Kurulun 14 Aralık'ta gerçekleştirdiği toplantısına ilişkin yayımlanan özette, küresel büyümeye ilişkin 3. çeyrek verilerinin, gelişmiş ve gelişmekte olan ekonomilerde büyümenin eşanlı bir şekilde devam ettiğini gösterdiği belirtildi.
Satınalma Yöneticileri Endeksi (PMI) göstergelerinin, her iki ülke grubu için de büyümeye işaret eden seviyelerde olması ve 2017 ve 2018 büyüme tahminlerinin yılbaşına göre yukarı güncellenmesinin, küresel ekonomik görünümün istikrarlı seyrini teyit ettiği aktarılan özette, küresel enflasyonun da istikrarlı seyrini koruduğu vurgulandı.
Özette, gelecek dönemde, olumlu küresel büyüme görünümüne dair aşağı yönlü risk oluşturabilecek unsurların başında Orta Doğu ve Kore yarımadası ile ilgili jeopolitik gelişmeler ve dış ticarette artan korumacı söylemlerin çeşitli dış ticaret müzakerelerine yansımasının sayılabileceği ifade edildi.

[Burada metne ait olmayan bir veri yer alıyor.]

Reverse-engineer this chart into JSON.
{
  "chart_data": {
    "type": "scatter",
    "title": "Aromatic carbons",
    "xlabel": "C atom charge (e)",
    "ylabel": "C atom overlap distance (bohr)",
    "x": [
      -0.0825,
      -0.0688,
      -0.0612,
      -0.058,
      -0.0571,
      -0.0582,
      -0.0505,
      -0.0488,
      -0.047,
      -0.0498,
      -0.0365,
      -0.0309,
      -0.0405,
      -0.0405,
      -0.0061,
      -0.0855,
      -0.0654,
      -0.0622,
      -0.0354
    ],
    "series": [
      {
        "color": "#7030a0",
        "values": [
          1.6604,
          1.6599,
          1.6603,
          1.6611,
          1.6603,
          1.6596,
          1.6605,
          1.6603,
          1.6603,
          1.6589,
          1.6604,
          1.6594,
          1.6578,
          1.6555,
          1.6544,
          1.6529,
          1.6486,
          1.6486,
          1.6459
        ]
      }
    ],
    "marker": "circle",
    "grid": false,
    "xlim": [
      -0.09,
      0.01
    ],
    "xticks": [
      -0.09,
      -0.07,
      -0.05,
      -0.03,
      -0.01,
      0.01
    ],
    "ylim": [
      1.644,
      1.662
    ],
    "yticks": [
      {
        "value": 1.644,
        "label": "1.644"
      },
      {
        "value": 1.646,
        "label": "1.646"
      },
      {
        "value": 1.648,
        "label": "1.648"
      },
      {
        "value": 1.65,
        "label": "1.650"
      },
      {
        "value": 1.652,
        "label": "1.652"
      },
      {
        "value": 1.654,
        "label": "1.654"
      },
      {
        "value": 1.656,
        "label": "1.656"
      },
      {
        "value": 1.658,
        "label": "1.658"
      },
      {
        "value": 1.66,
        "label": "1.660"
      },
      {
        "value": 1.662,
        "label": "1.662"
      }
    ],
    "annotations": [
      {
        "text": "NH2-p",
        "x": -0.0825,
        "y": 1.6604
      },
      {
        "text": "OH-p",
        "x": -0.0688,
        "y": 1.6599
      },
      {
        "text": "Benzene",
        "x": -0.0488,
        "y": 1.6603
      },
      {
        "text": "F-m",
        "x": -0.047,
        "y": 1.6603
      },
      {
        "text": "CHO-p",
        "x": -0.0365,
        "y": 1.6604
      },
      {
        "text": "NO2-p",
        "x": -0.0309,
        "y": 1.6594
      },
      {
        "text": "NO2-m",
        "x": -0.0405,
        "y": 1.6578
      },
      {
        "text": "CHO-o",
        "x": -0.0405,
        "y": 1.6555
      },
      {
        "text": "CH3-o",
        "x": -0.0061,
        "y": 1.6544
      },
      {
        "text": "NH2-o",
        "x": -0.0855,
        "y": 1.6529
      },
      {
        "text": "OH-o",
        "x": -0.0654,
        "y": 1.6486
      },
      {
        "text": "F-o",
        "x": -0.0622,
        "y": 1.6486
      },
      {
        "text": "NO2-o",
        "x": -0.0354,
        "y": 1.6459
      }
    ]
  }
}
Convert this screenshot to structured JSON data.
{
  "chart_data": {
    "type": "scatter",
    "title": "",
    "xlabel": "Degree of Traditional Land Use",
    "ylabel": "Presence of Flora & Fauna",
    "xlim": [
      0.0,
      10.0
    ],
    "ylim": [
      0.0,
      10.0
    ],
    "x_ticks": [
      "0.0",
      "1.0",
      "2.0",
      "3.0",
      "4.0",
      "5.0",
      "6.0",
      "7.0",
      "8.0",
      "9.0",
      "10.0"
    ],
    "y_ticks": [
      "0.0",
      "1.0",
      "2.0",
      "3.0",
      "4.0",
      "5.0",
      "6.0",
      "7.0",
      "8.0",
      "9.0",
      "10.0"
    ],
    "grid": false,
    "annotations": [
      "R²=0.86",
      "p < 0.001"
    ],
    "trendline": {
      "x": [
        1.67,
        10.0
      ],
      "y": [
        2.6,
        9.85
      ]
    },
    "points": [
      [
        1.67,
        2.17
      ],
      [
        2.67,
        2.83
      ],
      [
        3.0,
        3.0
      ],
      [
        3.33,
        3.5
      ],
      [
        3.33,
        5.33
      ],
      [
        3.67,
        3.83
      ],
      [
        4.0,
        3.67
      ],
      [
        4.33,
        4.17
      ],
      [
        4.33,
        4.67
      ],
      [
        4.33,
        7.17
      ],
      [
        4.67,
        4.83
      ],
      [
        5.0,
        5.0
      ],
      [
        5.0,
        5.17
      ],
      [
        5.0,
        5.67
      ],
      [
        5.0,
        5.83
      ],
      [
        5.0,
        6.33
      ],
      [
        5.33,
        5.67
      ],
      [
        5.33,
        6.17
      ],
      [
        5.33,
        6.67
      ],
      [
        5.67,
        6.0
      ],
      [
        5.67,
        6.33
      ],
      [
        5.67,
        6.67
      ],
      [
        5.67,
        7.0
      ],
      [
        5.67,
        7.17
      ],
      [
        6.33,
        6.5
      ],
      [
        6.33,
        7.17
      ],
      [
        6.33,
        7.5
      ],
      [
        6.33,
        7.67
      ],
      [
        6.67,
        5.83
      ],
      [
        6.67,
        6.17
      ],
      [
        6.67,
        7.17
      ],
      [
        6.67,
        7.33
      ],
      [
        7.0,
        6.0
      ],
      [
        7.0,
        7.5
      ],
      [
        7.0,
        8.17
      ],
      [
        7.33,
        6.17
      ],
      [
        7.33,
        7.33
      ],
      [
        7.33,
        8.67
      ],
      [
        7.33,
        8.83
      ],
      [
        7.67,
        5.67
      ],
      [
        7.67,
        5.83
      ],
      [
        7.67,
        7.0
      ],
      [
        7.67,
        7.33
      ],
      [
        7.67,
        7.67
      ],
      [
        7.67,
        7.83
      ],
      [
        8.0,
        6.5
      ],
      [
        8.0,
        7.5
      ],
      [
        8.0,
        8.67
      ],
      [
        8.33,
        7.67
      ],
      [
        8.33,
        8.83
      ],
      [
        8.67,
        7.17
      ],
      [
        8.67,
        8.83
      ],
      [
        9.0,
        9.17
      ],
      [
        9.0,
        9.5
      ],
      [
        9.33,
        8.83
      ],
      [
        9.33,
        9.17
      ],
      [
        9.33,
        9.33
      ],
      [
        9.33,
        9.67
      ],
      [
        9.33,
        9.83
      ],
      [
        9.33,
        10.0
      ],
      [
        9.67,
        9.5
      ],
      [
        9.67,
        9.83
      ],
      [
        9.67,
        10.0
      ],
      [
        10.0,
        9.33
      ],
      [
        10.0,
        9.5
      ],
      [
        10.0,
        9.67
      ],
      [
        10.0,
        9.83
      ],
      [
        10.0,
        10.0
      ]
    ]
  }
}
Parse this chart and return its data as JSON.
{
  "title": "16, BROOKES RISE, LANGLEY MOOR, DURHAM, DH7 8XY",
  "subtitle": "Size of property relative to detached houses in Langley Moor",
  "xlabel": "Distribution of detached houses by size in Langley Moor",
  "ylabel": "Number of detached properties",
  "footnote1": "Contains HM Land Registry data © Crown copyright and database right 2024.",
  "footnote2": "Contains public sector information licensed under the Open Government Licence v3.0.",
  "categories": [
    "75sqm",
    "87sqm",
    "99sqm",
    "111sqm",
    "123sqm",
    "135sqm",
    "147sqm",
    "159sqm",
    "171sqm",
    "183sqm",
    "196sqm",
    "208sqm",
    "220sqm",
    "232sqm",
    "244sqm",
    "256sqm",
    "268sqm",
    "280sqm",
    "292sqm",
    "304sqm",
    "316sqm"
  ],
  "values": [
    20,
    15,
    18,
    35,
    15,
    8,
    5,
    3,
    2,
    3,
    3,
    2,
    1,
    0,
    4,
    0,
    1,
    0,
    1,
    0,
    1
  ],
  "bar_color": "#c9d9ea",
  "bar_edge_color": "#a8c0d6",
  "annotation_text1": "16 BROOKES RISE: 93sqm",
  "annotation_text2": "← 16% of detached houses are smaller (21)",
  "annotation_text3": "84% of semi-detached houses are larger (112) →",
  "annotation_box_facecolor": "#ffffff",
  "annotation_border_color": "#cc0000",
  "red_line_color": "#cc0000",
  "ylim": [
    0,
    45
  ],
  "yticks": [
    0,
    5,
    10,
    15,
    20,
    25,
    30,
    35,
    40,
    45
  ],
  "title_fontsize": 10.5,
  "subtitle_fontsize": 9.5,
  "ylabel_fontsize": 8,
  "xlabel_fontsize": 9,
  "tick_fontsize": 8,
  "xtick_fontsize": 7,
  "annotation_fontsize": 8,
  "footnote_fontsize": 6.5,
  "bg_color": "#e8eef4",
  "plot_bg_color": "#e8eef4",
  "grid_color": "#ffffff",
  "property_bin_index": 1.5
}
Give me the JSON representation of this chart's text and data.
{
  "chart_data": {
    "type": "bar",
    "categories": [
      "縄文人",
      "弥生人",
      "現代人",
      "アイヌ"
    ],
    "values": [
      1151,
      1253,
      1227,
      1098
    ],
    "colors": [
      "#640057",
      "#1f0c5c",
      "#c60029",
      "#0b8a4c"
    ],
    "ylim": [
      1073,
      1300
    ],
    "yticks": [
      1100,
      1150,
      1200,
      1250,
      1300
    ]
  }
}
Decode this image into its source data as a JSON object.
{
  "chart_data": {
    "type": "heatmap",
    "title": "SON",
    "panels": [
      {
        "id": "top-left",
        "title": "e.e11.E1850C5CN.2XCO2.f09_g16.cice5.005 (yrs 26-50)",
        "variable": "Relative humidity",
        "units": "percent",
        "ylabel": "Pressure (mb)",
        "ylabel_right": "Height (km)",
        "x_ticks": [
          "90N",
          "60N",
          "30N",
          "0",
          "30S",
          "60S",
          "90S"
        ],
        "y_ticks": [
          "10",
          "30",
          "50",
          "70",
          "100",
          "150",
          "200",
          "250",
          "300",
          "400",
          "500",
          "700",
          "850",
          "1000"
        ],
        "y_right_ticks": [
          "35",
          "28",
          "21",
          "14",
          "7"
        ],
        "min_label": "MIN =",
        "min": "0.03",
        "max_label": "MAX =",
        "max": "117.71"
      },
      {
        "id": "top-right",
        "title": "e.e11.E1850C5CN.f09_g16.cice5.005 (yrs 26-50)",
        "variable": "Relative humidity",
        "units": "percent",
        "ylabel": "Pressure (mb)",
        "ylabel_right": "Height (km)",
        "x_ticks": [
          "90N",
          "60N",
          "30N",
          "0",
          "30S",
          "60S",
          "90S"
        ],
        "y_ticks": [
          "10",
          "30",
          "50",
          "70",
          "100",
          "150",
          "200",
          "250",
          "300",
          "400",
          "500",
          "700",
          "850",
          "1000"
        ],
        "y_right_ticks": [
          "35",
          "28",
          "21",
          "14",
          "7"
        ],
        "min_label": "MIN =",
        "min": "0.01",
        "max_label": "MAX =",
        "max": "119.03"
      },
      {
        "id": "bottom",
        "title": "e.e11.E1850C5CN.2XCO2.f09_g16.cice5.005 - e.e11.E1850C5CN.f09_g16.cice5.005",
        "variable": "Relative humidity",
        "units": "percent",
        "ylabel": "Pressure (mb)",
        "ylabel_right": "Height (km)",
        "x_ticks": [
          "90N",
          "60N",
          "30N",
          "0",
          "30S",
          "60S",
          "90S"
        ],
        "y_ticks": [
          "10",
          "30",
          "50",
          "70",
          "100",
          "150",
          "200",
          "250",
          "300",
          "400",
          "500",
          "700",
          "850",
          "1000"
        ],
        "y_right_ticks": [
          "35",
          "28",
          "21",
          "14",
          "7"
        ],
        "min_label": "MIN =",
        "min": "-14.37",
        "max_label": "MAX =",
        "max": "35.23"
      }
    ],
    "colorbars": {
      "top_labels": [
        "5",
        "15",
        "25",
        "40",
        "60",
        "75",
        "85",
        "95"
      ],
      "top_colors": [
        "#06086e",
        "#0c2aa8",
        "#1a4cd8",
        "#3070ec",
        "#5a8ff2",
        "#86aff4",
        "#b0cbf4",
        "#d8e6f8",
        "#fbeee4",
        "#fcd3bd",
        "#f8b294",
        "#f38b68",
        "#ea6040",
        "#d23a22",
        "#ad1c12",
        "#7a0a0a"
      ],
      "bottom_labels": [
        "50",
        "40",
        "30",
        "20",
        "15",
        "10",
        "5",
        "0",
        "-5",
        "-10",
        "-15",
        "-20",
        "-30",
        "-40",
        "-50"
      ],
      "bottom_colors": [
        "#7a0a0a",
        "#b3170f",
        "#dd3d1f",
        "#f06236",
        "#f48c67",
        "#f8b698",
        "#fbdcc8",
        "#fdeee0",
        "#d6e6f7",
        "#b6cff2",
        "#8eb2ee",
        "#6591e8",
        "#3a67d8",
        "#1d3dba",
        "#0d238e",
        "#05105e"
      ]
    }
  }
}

Bunların yanı sıra ABD'de yasalaşması muhtemel vergi reformunun, küresel ekonomik görünüm açısından pozitif bir risk unsuru olarak değerlendirildiği aktarılan özette, şunlar kaydedildi:
"Son dönemde OPEC'in üretimi kısma kararının uzatılması sonrasında destek bulan petrol fiyatları küresel enflasyondaki istikrarlı seyri bozabilecek temel unsur olarak görünse de, ABD'de petrol üretiminin artması söz konusu eğilimi sınırlamaktadır. Başta ABD Merkez Bankası (Fed) ve Avrupa Merkez Bankası (ECB) olmak üzere, gelişmiş ülkeler para politikasında normalleşme adımlarını devam ettirmektedir.
Söz konusu adımların beklentiler paralelinde gerçekleşmesi nedeniyle mevcut durumda piyasa tepkisi ılımlı seyretmektedir. Ancak ABD faiz oranları üzerindeki riskler yukarı yönlüdür. Vergi reformunun devreye girme olasılığı ABD'deki hisse senedi piyasasına dair olumlu beklentileri beslerken, söz konusu politikanın bütçe açıklarında artışa neden olması durumunda ABD hazine tahvil faiz oranlarındaki artışın öngörülenden daha hızlı gerçekleşebileceği değerlendirilmektedir."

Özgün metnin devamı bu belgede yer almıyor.